细胞介导的炎症反应和抗体介导的反应在控制寄生虫感染中的相对重要性存在争议。为了研究这些反应与对旋毛虫原发性感染的抵抗力或易感性之间的关系,我们感染了抗性AKR小鼠和易感B10.BR小鼠,并分析了它们的T细胞产生的细胞因子IL-2、IFN-γ和IL-5随时间和淋巴器官的变化情况。分泌IL-2的细胞在感染后第3天至第6天达到最大值,而分泌IL-5的细胞在第6天至第9天达到峰值。此前,我们发现产生IFN-γ的细胞在第6天之前达到峰值,而产生IL-4的细胞在第6天至第9天达到峰值。大多数细胞因子分泌细胞是CD4+。分泌IL-2和IFN-γ的细胞以及分泌IL-4和IL-5的细胞同时出现,这表明感染可能在刺激T细胞分化为能够分泌特定细胞因子组合的细胞,类似于假定的Th1和Th2亚群。

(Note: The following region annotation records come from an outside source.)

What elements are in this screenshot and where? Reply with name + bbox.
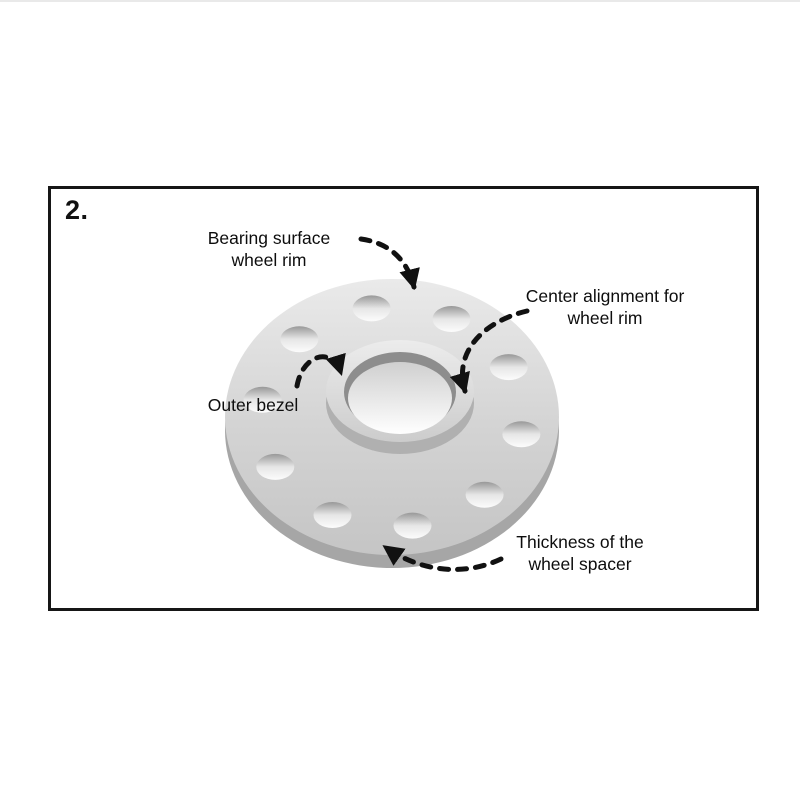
arrow-outer-bezel xyxy=(294,352,346,389)
label-center-alignment: Center alignment for wheel rim xyxy=(507,285,703,329)
label-outer-bezel: Outer bezel xyxy=(198,394,308,416)
page-top-strip xyxy=(0,0,800,2)
arrow-bearing-surface xyxy=(358,236,420,291)
step-number: 2. xyxy=(65,195,89,225)
label-line: Bearing surface xyxy=(207,228,331,248)
bolt-holes xyxy=(243,295,541,539)
label-line: wheel rim xyxy=(567,308,643,328)
diagram-frame: 2. Bearing surface wheel rim Center alig… xyxy=(48,186,759,611)
label-line: Outer bezel xyxy=(207,395,299,415)
label-line: wheel rim xyxy=(231,250,307,270)
arrow-thickness xyxy=(382,544,504,572)
label-thickness: Thickness of the wheel spacer xyxy=(482,531,678,575)
label-bearing-surface: Bearing surface wheel rim xyxy=(179,227,359,271)
arrow-center-alignment xyxy=(449,308,530,395)
wheel-spacer-illustration xyxy=(225,236,559,572)
label-line: Center alignment for xyxy=(525,286,685,306)
center-hub xyxy=(326,340,474,454)
label-line: wheel spacer xyxy=(528,554,632,574)
label-line: Thickness of the xyxy=(516,532,644,552)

在脾脏和肠系膜淋巴结中,B10.BR小鼠的细胞比AKR小鼠的细胞分泌更多的IL-5,正如我们之前发现的IL-4的情况一样。对于这两个品系,肠系膜淋巴结细胞产生的IL-5比脾细胞更多。AKR肠系膜淋巴结细胞产生的IL-2比B10.BR细胞更多,但脾细胞的情况则相反。AKR外周淋巴结细胞分泌的IFN-γ也比B10.BR细胞更多,但两个品系的腹腔渗出细胞产生IFN-γ的能力相当。因此,淋巴器官微环境在调节该系统中细胞因子分泌细胞的发育中起重要作用。我们还测试了IL-1可能的调节作用。外源性rIL-1α在早期增加了两个品系肠系膜淋巴结细胞中IFN-γ的分泌,但在后期没有增加;这反映了分泌IFN-γ的细胞频率增加,而不是IFN-γ mRNA转录水平的变化。外源性rIL-1α并没有持续影响IL-2、IL-4或IL-5的分泌。这些数据表明体内IL-1α的可用性可能调节分泌IFN-γ的细胞的发育。总之,淋巴结中分泌IFN-γ的T细胞的早期激活,随后分泌IL-4和IL-5的细胞几乎没有激活,这区分了抗性品系和易感品系对旋毛虫感染的反应,并且IL-1α和淋巴器官环境影响分泌IFN-γ的细胞的激活。